While Saudi Arabia prepares for the opening of its first cinemas, the Kingdom’s youth celebrate the end of a lifetime in a land with no cinemas by booking tickets to watch the American superhero film Black Panther. But why were cinemas banned in the first place, and why are they now making an appearance? Here’s everything you need to know.
Having already watched films on the big screen in other countries, the audience in Saudi Arabia is curious: how will their local cinema compare to what they have seen elsewhere? Will the movies be heavily censored? Will the subtitles be altered? Will the tickets be expensive? Will there be days of the week restricted to female viewers only?
Whatever the options, watching movies now has definitely become more accessible without having to cross the borders to neighboring Bahrain or Kuwait. Though many in the audience had never lived in the country before the ban on cinemas, they know that this is no small step for the local culture.
Thirty-five years earlier, going to the movie theater was much simpler, just like in any other country. At that time, however, Saudi Arabia didn’t have a vibrant community of local filmmakers, nor was the audience exposed to cinema cultures elsewhere – factors that pushed the issue down the local agenda.
This coincided with the growing ultra-conservative sentiments across the Kingdom in the late 1970s and early 1980s, which was mainly triggered by an attempt to overthrow the royal family in Mecca, as well as the Shiite Islamic revolution in Iran. At the time, banning cinemas came into place alongside a series of rules regarding dress code and gender segregation in public.
In the years that followed, the lack of infrastructure suitable to establish cinemas made it seem even more difficult for individuals and businesses to challenge the status quo by trying to build new film houses.
It wasn’t until the 1990s, when satellite televisions entered Saudi households, that the debate of opening cinemas returned to the Kingdom. By the mid-2000s, a large number of young movie lovers started traveling to nearby countries to enjoy the big screen, a trend that later became known as ‘cinema tourism’. In the meantime, foreign embassies and private clubs in the Kingdom occasionally conducted events that included movie screenings.
The local media and the press also started supporting the idea and calling for a reconsideration of the ban on cinemas. The fact that Saudi-owned satellite stations like MBC, Al Arabiya, and Rotana became the region’s strongest and most influential channels, added fuel to the debate.
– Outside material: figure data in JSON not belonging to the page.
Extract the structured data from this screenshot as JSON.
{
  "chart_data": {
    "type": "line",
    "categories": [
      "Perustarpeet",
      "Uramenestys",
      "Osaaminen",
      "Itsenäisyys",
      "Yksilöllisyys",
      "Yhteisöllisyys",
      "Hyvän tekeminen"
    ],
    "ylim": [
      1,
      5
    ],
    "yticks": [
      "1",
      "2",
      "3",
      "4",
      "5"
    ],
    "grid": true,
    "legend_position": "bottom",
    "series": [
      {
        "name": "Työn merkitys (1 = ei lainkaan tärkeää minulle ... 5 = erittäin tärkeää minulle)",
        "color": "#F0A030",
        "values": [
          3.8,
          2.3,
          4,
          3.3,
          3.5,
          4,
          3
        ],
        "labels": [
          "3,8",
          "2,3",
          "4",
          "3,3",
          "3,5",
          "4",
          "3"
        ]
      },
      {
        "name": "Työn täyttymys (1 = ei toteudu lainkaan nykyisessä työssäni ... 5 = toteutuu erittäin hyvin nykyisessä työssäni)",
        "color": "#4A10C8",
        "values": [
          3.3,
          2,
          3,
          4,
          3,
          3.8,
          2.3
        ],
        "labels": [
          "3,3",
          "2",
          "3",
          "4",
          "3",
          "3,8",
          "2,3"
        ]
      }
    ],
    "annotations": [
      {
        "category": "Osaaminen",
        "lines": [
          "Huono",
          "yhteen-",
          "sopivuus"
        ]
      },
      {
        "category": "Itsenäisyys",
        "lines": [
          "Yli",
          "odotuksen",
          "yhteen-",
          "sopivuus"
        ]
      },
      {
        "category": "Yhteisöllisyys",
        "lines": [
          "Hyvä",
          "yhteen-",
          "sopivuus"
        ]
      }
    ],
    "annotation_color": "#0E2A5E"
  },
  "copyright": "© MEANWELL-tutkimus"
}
With time, many Saudis started developing a taste for movies. A number of local universities also started to offer film-making and storytelling courses, while some students were sent abroad to study the subject. In time, a vibrant community of aspiring filmmakers started to develop locally.
When a group of film-makers from Saudi Arabia launched Telfaz11, an online platform that produces and showcases Saudi films, their work was widely welcomed by Saudis as well as by other Arabs. The popularity of these Saudi films played a big role in pushing the return of cinemas up the priority list.
With these developments unfolding in the film industry, the demand for the return of local cinemas grew stronger. In light of the recent oil crisis, as well as Crown Prince Mohammed bin Salman’s economic reforms, the decision to finally bring cinemas back did not surprise the Kingdom’s audience.
Whether or not the experience meets the audience’s expectations, there is no doubt that, regardless of the quality and the extent of the censorship of the film, the event will mark a critical shift for local culture.